Members of a Ratana parish are supporting Hone Harawira in the Tai Tokerau byelection - partly because some believe he is the fulfilment of a prophecy.
Kia Maia Ratana Church started a "car-koi" from South Auckland to Kaitaia this morning.
It is led by Kereama Pene, an apotoro rehita (senior minister), who is ineligible to vote in the June 25 byelection because he lives in the Tamaki Makaurau electorate.
But Mr Pene is from Te Tai Tokerau and will be campaigning for the Mana Party on the trip.
He believes Mr Harawira closely embodies an important tenet of church founder Tahupotiki Wiremu Ratana.
"The founder of Ratana carried two books - the Bible and the Treaty. He always believed that one day the Treaty should become the foundation document of New Zealand.
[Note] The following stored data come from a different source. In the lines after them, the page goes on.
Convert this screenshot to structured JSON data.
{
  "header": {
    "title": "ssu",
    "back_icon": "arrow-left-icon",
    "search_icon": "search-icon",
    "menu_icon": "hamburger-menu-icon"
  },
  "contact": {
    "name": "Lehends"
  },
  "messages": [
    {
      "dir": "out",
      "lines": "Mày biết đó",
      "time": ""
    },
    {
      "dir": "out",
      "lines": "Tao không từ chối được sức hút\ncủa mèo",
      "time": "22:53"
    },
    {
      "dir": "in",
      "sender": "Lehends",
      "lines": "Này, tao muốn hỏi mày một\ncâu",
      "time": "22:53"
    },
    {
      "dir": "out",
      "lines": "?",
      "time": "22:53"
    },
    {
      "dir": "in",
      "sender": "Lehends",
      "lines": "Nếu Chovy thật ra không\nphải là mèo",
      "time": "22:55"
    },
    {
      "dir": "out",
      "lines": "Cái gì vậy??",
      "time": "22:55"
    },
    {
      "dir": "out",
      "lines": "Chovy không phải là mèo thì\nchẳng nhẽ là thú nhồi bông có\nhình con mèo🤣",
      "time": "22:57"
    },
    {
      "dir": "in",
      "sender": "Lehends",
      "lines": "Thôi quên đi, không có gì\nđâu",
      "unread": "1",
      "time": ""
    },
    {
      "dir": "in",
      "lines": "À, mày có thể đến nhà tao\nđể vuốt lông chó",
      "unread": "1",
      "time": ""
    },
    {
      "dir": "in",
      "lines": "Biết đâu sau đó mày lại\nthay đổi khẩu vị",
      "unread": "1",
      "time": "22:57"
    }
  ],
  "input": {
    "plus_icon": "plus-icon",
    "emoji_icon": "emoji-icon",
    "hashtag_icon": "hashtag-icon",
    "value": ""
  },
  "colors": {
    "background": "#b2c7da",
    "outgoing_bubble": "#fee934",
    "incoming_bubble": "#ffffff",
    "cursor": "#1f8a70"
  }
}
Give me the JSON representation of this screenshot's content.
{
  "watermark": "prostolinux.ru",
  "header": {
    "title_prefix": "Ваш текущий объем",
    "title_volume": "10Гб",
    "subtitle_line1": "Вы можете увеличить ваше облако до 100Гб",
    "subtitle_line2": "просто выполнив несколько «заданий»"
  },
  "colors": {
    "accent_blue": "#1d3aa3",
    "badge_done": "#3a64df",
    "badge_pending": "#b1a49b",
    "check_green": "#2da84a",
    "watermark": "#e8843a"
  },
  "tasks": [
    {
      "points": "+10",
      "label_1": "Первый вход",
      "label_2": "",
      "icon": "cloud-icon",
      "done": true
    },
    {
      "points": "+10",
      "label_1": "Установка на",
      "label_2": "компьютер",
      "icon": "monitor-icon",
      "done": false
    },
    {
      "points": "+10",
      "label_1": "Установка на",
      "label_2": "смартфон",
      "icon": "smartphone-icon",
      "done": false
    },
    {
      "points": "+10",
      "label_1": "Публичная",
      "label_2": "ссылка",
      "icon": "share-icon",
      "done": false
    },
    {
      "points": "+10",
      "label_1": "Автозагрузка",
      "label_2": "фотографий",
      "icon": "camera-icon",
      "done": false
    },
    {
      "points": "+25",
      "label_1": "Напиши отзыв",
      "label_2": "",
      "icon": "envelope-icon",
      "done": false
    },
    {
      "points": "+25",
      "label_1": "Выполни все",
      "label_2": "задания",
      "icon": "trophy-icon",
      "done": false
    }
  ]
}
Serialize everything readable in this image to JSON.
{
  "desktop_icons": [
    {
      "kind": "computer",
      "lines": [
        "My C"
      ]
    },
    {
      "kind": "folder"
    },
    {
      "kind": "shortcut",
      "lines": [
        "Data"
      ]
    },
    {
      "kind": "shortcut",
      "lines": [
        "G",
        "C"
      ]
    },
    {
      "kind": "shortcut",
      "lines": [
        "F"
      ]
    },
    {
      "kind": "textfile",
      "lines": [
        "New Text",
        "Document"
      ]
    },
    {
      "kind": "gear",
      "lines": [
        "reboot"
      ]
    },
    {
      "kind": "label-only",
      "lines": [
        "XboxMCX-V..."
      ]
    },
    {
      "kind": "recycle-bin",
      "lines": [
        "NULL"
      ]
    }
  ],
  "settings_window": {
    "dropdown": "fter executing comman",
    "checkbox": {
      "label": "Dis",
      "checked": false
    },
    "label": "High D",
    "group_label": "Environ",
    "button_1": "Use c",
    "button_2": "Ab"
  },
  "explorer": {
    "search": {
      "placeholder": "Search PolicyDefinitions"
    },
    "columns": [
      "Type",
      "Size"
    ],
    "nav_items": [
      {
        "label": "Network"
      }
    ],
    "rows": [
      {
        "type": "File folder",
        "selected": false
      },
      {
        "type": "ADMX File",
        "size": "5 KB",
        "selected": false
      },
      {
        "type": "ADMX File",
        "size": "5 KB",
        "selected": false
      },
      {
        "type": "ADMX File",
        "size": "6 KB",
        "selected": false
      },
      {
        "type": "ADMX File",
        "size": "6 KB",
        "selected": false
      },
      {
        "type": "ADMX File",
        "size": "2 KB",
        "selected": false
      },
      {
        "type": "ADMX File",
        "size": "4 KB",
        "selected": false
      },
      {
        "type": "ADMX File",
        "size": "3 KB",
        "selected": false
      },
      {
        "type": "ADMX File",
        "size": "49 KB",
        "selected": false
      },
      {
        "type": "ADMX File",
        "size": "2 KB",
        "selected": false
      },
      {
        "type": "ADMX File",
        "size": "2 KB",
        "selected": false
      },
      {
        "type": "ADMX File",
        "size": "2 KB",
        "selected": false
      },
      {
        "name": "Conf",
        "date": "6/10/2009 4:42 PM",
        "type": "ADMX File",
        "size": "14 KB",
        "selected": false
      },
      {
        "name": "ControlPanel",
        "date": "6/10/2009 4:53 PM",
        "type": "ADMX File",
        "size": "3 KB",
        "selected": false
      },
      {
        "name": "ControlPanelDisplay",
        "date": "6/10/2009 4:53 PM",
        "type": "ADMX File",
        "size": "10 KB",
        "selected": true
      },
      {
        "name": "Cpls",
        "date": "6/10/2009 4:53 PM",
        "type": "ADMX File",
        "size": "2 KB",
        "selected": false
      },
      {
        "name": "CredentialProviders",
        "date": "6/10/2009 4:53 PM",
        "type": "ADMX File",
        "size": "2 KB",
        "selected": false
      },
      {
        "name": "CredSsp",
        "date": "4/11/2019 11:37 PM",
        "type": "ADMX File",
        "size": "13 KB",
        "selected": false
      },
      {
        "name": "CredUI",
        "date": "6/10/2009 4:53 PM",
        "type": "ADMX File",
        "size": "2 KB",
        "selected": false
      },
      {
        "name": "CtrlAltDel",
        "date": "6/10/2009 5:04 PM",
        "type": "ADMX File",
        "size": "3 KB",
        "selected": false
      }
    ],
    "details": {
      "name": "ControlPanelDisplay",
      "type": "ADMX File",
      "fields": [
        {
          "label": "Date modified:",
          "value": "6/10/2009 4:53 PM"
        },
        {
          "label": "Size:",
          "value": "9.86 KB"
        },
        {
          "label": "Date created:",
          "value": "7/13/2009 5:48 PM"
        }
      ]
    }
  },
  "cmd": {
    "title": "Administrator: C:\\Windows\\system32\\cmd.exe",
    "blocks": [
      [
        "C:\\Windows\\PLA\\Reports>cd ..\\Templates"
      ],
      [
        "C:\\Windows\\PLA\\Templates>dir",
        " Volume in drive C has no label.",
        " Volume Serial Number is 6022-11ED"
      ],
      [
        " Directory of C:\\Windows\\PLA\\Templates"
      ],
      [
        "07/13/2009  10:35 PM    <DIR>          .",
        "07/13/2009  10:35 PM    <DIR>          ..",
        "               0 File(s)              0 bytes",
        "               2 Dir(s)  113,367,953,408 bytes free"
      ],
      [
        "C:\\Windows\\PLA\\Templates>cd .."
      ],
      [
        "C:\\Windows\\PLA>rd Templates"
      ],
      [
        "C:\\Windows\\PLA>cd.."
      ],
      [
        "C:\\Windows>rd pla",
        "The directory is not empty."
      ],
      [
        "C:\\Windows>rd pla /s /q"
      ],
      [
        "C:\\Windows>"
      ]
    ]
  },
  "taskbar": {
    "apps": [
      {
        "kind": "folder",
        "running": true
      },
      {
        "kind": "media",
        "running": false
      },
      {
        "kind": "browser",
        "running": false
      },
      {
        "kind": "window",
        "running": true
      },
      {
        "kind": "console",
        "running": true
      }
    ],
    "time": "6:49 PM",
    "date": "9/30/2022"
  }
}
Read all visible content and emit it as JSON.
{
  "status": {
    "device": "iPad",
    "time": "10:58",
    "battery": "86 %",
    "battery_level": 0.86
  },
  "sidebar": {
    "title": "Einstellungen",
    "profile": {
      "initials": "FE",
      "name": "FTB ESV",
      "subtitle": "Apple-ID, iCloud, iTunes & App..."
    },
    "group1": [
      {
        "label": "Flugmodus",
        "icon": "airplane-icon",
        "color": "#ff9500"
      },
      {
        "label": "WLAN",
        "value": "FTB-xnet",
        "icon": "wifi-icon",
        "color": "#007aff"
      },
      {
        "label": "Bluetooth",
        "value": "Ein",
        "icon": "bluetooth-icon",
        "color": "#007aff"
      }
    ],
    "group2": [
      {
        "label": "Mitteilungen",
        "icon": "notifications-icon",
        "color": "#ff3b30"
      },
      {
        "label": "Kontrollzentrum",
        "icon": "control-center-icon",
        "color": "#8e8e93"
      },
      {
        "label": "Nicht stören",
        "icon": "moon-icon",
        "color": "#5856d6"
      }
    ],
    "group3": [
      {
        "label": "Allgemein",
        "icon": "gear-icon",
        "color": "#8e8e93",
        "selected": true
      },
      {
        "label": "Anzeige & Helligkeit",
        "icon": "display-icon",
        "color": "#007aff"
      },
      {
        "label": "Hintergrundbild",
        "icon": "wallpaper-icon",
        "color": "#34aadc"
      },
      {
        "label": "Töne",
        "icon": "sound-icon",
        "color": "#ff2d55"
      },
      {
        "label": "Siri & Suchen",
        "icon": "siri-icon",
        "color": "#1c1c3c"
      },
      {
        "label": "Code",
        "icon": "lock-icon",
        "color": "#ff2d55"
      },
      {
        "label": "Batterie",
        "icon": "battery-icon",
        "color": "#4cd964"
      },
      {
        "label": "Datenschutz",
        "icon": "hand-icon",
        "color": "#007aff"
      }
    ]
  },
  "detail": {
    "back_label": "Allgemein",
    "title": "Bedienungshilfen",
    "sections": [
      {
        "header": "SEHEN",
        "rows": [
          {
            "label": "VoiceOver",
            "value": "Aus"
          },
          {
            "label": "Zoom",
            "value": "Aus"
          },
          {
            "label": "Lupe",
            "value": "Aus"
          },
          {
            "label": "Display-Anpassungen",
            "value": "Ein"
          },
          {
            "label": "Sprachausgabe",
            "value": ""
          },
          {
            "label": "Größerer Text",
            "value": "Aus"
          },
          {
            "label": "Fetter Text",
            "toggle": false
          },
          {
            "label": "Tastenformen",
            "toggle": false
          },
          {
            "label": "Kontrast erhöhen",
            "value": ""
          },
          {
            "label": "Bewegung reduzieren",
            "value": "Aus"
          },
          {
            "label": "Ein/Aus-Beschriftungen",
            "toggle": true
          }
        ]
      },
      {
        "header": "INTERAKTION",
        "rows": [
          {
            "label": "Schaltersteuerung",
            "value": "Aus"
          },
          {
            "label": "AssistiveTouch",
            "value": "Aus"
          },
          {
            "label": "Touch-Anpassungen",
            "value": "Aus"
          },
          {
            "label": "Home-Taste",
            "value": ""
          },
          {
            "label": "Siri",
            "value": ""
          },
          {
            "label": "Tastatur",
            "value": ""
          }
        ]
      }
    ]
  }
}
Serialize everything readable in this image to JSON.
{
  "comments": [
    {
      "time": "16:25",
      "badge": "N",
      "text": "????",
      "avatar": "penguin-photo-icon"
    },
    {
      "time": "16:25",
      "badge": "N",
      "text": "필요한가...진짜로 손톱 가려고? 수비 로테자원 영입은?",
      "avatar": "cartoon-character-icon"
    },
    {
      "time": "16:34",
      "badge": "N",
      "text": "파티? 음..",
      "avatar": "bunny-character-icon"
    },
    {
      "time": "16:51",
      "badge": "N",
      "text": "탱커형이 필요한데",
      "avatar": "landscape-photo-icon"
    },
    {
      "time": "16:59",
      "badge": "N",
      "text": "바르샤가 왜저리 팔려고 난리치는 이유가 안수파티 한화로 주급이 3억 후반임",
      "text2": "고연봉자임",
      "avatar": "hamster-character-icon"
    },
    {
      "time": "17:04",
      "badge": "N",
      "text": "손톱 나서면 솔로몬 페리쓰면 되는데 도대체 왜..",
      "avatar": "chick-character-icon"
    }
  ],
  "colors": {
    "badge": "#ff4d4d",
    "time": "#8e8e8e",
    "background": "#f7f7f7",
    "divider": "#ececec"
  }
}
Not just a piece of paper."
However, prophecy was also important, Mr Pene said.
"What [T.W. Ratana] basically said at Ratana Pa is: If all the lights go out or all the people lose hope, the prophet said 'turn your eyes to the north, a young man will rise up carrying the Treaty'.
"This is the first young guy who has said 'I'm going to carry the Treaty, that's going to be my first korero [thought] and that's going to be my last korero'.
"I guess we're driven by our own prophecy, there's no doubt aboutthat."
Although Labour's stranglehold on the Maori seats has been cut, overt political support from a senior minister who is campaigning for a non-Labour candidate is rare.
"This shouldn't be taken as a vote against Kelvin [Davis, the Labour candidate] or Matua Horomana [Solomon Tipene, Maori Party], we actually like them, they're okay, but this is a vote for change.
"If you can't do it in 70 to 80 years you're never going to do it," Mr Pene said.
Mr Harawira said he was humbled by the support and talk that he might be the northern Treaty man spoken of, but he was not actively pursuing it.
"I'm honoured that they think of me in that way - the Treaty's always been a central part of my life and things that I've fought for.
"If it's something placed upon my shoulders, I will do my best to honour it."
But former Labour Te Tai Tokerau MP Dover Samuels does not believe the byelection will be won by driving north.
He believes Mr Davis should be targeting conservative Maori voters.
National received 9.34 per cent of the party vote at the 2008 election - in a race where a single percentage point divides Mr Davis and Mr Harawira it could be the strategy that counts.
"We have to start appealing and campaigning to them," said Mr Samuels.
"There's no way that any Tory Maori in Tai Tokerau is going to vote for Hone, but they have no candidate in Tai Tokerau.
"There is quite a group of people that support the National Party in the electorate.
"If you get a close race, this may very well be the key to Kelvin winning the byelection."
"Turn your eyes to the north, a young man will rise up carrying the Treaty." - leader, founder and prophet Tahupotiki Wiremu Ratana, 1873-1939
* "Mangai" mouthpiece of the holy spirit, healer.
* T.W. Ratana forged the Ratana/Labour alliance in 1936 with Michael Joseph Savage.
* Led to a decades-long stranglehold on Maori seats.